I drank and I gambled
But you always let me come home
Yes, I drank and I gambled
But you always let me come home
You always forgave me
Till you heard that little girl on the phone
A woman in the crowd screamed something up at the stage. The singer bowed in her direction and went back to work.
I lost my job, even went to jail
And you always stayed by my side
When I lost my job, and I went to jail
You always stood up, right by my side
But you saw me with that other woman
You swore your love had died
First you said you'd kill her
And then you changed your mind
Yeah, you said you'd take her young life
But then you changed your mind
You threw my clothes in the street
And told me to stay with my own kind
He hit us with verse after verse, telling his story. Telling the truth.
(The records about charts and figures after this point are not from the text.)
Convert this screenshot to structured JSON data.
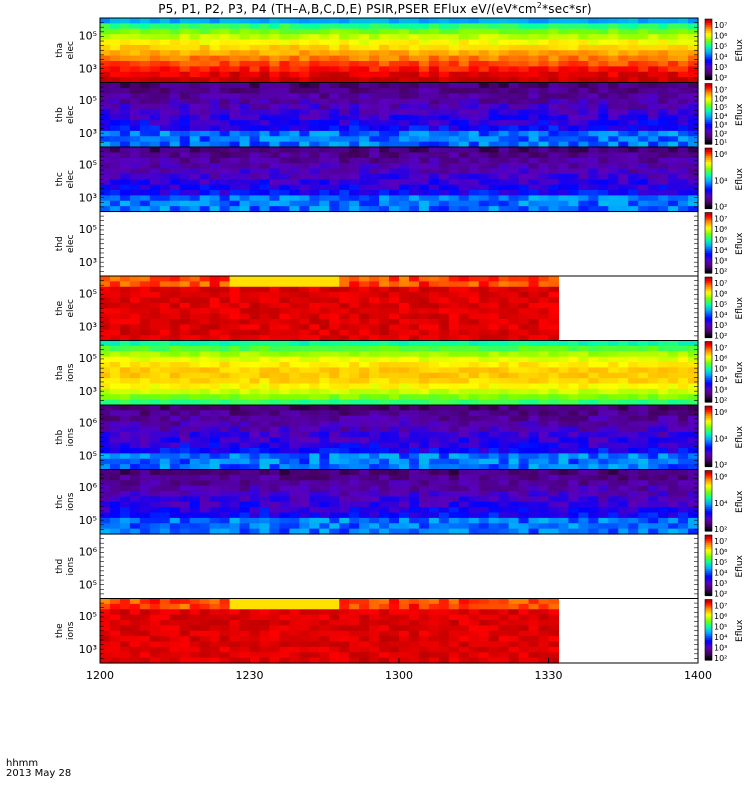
{
  "title": {
    "prefix": "P5, P1, P2, P3, P4 (TH–A,B,C,D,E) PSIR,PSER EFlux eV/(eV*cm",
    "sup": "2",
    "suffix": "*sec*sr)"
  },
  "footer": {
    "line1": "hhmm",
    "line2": "2013 May 28"
  },
  "colors": {
    "background": "#ffffff",
    "frame": "#000000",
    "nodata": "#ffffff"
  },
  "chart_data": {
    "type": "heatmap",
    "x_axis": {
      "range": [
        "12:00",
        "14:00"
      ],
      "ticks": [
        "1200",
        "1230",
        "1300",
        "1330",
        "1400"
      ],
      "label": "hhmm"
    },
    "colorbar_name": "Eflux",
    "panels": [
      {
        "label_top": "tha",
        "label_bottom": "elec",
        "yticks": [
          "10⁵",
          "10³"
        ],
        "cbar": [
          "10⁷",
          "10⁶",
          "10⁵",
          "10⁴",
          "10³",
          "10²"
        ],
        "pattern": "full-strong",
        "data_end": "14:00"
      },
      {
        "label_top": "thb",
        "label_bottom": "elec",
        "yticks": [
          "10⁵",
          "10³"
        ],
        "cbar": [
          "10⁷",
          "10⁶",
          "10⁵",
          "10⁴",
          "10³",
          "10²",
          "10¹"
        ],
        "pattern": "noisy-low",
        "data_end": "14:00"
      },
      {
        "label_top": "thc",
        "label_bottom": "elec",
        "yticks": [
          "10⁵",
          "10³"
        ],
        "cbar": [
          "10⁶",
          "10⁴",
          "10²"
        ],
        "pattern": "noisy-low",
        "data_end": "14:00"
      },
      {
        "label_top": "thd",
        "label_bottom": "elec",
        "yticks": [
          "10⁵",
          "10³"
        ],
        "cbar": [
          "10⁷",
          "10⁶",
          "10⁵",
          "10⁴",
          "10³",
          "10²"
        ],
        "pattern": "empty",
        "data_end": "12:00"
      },
      {
        "label_top": "the",
        "label_bottom": "elec",
        "yticks": [
          "10⁵",
          "10³"
        ],
        "cbar": [
          "10⁷",
          "10⁶",
          "10⁵",
          "10⁴",
          "10³",
          "10²"
        ],
        "pattern": "partial-red",
        "data_end": "13:31"
      },
      {
        "label_top": "tha",
        "label_bottom": "ions",
        "yticks": [
          "10⁵",
          "10³"
        ],
        "cbar": [
          "10⁷",
          "10⁶",
          "10⁵",
          "10⁴",
          "10³",
          "10²"
        ],
        "pattern": "full-mid",
        "data_end": "14:00"
      },
      {
        "label_top": "thb",
        "label_bottom": "ions",
        "yticks": [
          "10⁶",
          "10⁵"
        ],
        "cbar": [
          "10⁶",
          "10⁴",
          "10²"
        ],
        "pattern": "noisy-low",
        "data_end": "14:00"
      },
      {
        "label_top": "thc",
        "label_bottom": "ions",
        "yticks": [
          "10⁶",
          "10⁵"
        ],
        "cbar": [
          "10⁶",
          "10⁴",
          "10²"
        ],
        "pattern": "noisy-low",
        "data_end": "14:00"
      },
      {
        "label_top": "thd",
        "label_bottom": "ions",
        "yticks": [
          "10⁶",
          "10⁵"
        ],
        "cbar": [
          "10⁷",
          "10⁶",
          "10⁵",
          "10⁴",
          "10³",
          "10²"
        ],
        "pattern": "empty",
        "data_end": "12:00"
      },
      {
        "label_top": "the",
        "label_bottom": "ions",
        "yticks": [
          "10⁵",
          "10³"
        ],
        "cbar": [
          "10⁷",
          "10⁶",
          "10⁵",
          "10⁴",
          "10³",
          "10²"
        ],
        "pattern": "partial-red",
        "data_end": "13:31"
      }
    ]
  }
}
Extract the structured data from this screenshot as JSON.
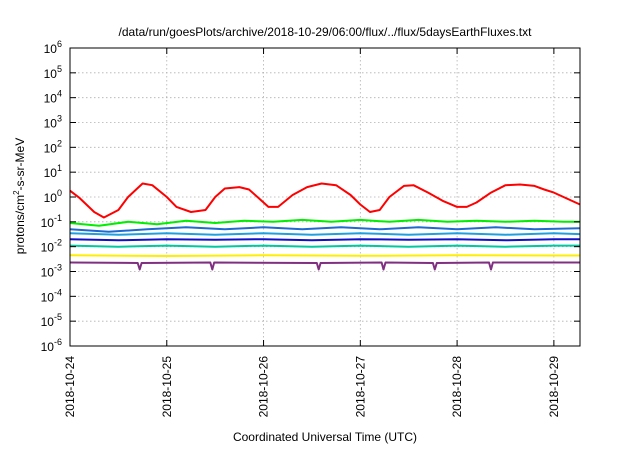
{
  "chart_data": {
    "type": "line",
    "title": "/data/run/goesPlots/archive/2018-10-29/06:00/flux/../flux/5daysEarthFluxes.txt",
    "xlabel": "Coordinated Universal Time (UTC)",
    "ylabel_parts": [
      "protons/cm",
      "2",
      "-s-sr-MeV"
    ],
    "yscale": "log",
    "ylim_exp": [
      -6,
      6
    ],
    "y_ticks": [
      {
        "base": "10",
        "exp": "-6"
      },
      {
        "base": "10",
        "exp": "-5"
      },
      {
        "base": "10",
        "exp": "-4"
      },
      {
        "base": "10",
        "exp": "-3"
      },
      {
        "base": "10",
        "exp": "-2"
      },
      {
        "base": "10",
        "exp": "-1"
      },
      {
        "base": "10",
        "exp": "0"
      },
      {
        "base": "10",
        "exp": "1"
      },
      {
        "base": "10",
        "exp": "2"
      },
      {
        "base": "10",
        "exp": "3"
      },
      {
        "base": "10",
        "exp": "4"
      },
      {
        "base": "10",
        "exp": "5"
      },
      {
        "base": "10",
        "exp": "6"
      }
    ],
    "x_ticks": [
      "2018-10-24",
      "2018-10-25",
      "2018-10-26",
      "2018-10-27",
      "2018-10-28",
      "2018-10-29"
    ],
    "x_range_days": [
      0,
      5.27
    ],
    "grid": true,
    "legend": "none",
    "series": [
      {
        "color": "#ff0000",
        "values": [
          [
            0.0,
            1.8
          ],
          [
            0.1,
            0.9
          ],
          [
            0.25,
            0.25
          ],
          [
            0.35,
            0.15
          ],
          [
            0.5,
            0.3
          ],
          [
            0.6,
            1.0
          ],
          [
            0.75,
            3.5
          ],
          [
            0.85,
            3.0
          ],
          [
            1.0,
            1.0
          ],
          [
            1.1,
            0.4
          ],
          [
            1.25,
            0.25
          ],
          [
            1.4,
            0.3
          ],
          [
            1.5,
            1.0
          ],
          [
            1.6,
            2.2
          ],
          [
            1.75,
            2.5
          ],
          [
            1.85,
            2.0
          ],
          [
            1.95,
            0.9
          ],
          [
            2.05,
            0.4
          ],
          [
            2.15,
            0.4
          ],
          [
            2.3,
            1.2
          ],
          [
            2.45,
            2.5
          ],
          [
            2.6,
            3.5
          ],
          [
            2.75,
            3.0
          ],
          [
            2.9,
            1.2
          ],
          [
            3.0,
            0.5
          ],
          [
            3.1,
            0.25
          ],
          [
            3.2,
            0.3
          ],
          [
            3.3,
            1.0
          ],
          [
            3.45,
            2.8
          ],
          [
            3.55,
            3.0
          ],
          [
            3.7,
            1.5
          ],
          [
            3.85,
            0.7
          ],
          [
            4.0,
            0.4
          ],
          [
            4.1,
            0.4
          ],
          [
            4.2,
            0.6
          ],
          [
            4.35,
            1.5
          ],
          [
            4.5,
            3.0
          ],
          [
            4.65,
            3.2
          ],
          [
            4.8,
            2.8
          ],
          [
            4.9,
            2.0
          ],
          [
            5.0,
            1.5
          ],
          [
            5.1,
            1.0
          ],
          [
            5.27,
            0.5
          ]
        ]
      },
      {
        "color": "#00ee00",
        "values": [
          [
            0.0,
            0.09
          ],
          [
            0.3,
            0.07
          ],
          [
            0.6,
            0.1
          ],
          [
            0.9,
            0.08
          ],
          [
            1.2,
            0.11
          ],
          [
            1.5,
            0.09
          ],
          [
            1.8,
            0.11
          ],
          [
            2.1,
            0.1
          ],
          [
            2.4,
            0.12
          ],
          [
            2.7,
            0.1
          ],
          [
            3.0,
            0.12
          ],
          [
            3.3,
            0.1
          ],
          [
            3.6,
            0.12
          ],
          [
            3.9,
            0.1
          ],
          [
            4.2,
            0.11
          ],
          [
            4.5,
            0.1
          ],
          [
            4.8,
            0.11
          ],
          [
            5.1,
            0.1
          ],
          [
            5.27,
            0.1
          ]
        ]
      },
      {
        "color": "#1e6ad0",
        "values": [
          [
            0.0,
            0.05
          ],
          [
            0.4,
            0.04
          ],
          [
            0.8,
            0.05
          ],
          [
            1.2,
            0.06
          ],
          [
            1.6,
            0.05
          ],
          [
            2.0,
            0.06
          ],
          [
            2.4,
            0.05
          ],
          [
            2.8,
            0.06
          ],
          [
            3.2,
            0.05
          ],
          [
            3.6,
            0.06
          ],
          [
            4.0,
            0.05
          ],
          [
            4.4,
            0.06
          ],
          [
            4.8,
            0.05
          ],
          [
            5.27,
            0.055
          ]
        ]
      },
      {
        "color": "#1ea0e0",
        "values": [
          [
            0.0,
            0.035
          ],
          [
            0.5,
            0.03
          ],
          [
            1.0,
            0.035
          ],
          [
            1.5,
            0.03
          ],
          [
            2.0,
            0.035
          ],
          [
            2.5,
            0.03
          ],
          [
            3.0,
            0.035
          ],
          [
            3.5,
            0.03
          ],
          [
            4.0,
            0.035
          ],
          [
            4.5,
            0.03
          ],
          [
            5.0,
            0.035
          ],
          [
            5.27,
            0.032
          ]
        ]
      },
      {
        "color": "#1010c8",
        "values": [
          [
            0.0,
            0.02
          ],
          [
            0.5,
            0.018
          ],
          [
            1.0,
            0.02
          ],
          [
            1.5,
            0.019
          ],
          [
            2.0,
            0.02
          ],
          [
            2.5,
            0.018
          ],
          [
            3.0,
            0.02
          ],
          [
            3.5,
            0.019
          ],
          [
            4.0,
            0.02
          ],
          [
            4.5,
            0.018
          ],
          [
            5.0,
            0.02
          ],
          [
            5.27,
            0.02
          ]
        ]
      },
      {
        "color": "#00c8a0",
        "values": [
          [
            0.0,
            0.011
          ],
          [
            0.5,
            0.01
          ],
          [
            1.0,
            0.011
          ],
          [
            1.5,
            0.01
          ],
          [
            2.0,
            0.011
          ],
          [
            2.5,
            0.01
          ],
          [
            3.0,
            0.011
          ],
          [
            3.5,
            0.01
          ],
          [
            4.0,
            0.011
          ],
          [
            4.5,
            0.01
          ],
          [
            5.0,
            0.011
          ],
          [
            5.27,
            0.011
          ]
        ]
      },
      {
        "color": "#ffee00",
        "values": [
          [
            0.0,
            0.0045
          ],
          [
            1.0,
            0.0042
          ],
          [
            2.0,
            0.0045
          ],
          [
            3.0,
            0.0043
          ],
          [
            4.0,
            0.0045
          ],
          [
            5.0,
            0.0044
          ],
          [
            5.27,
            0.0044
          ]
        ]
      },
      {
        "color": "#803080",
        "values": [
          [
            0.0,
            0.0023
          ],
          [
            0.7,
            0.0022
          ],
          [
            0.72,
            0.0012
          ],
          [
            0.74,
            0.0022
          ],
          [
            1.45,
            0.0023
          ],
          [
            1.47,
            0.0012
          ],
          [
            1.49,
            0.0023
          ],
          [
            2.55,
            0.0022
          ],
          [
            2.57,
            0.0012
          ],
          [
            2.59,
            0.0022
          ],
          [
            3.22,
            0.0023
          ],
          [
            3.24,
            0.0012
          ],
          [
            3.26,
            0.0023
          ],
          [
            3.75,
            0.0022
          ],
          [
            3.77,
            0.0012
          ],
          [
            3.79,
            0.0022
          ],
          [
            4.33,
            0.0023
          ],
          [
            4.35,
            0.0012
          ],
          [
            4.37,
            0.0023
          ],
          [
            5.27,
            0.0023
          ]
        ]
      }
    ]
  }
}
When he got to the end of the road, he had us with him.
I need you for my woman
I need you for my wife
You know I need you, woman
Lord knows I need my wife
But if you won't send an answer
I guess I don't need my life
He finished the set with a razor–wire version of "She's Nineteen Years Old." In case there were any tourists in the audience.
The crowd wouldn't let him off the stage. A woman in an electric–blue dress stood up, holding a beer glass in one hand, shouted something at him I couldn't hear.
The bandleader's voice came back at her through the mike. "Maybe I can't run the hundred–yard dash, darlin', but I'm still a sixty–minute man."
He owned the crowd. "One more," he said. And meant it. The drummer switched to brushes. Virgil intro'ed off the bass keys. A piano doesn't have special notes inside it like a guitar, but Virgil played them special. The slide guitar stayed low with him.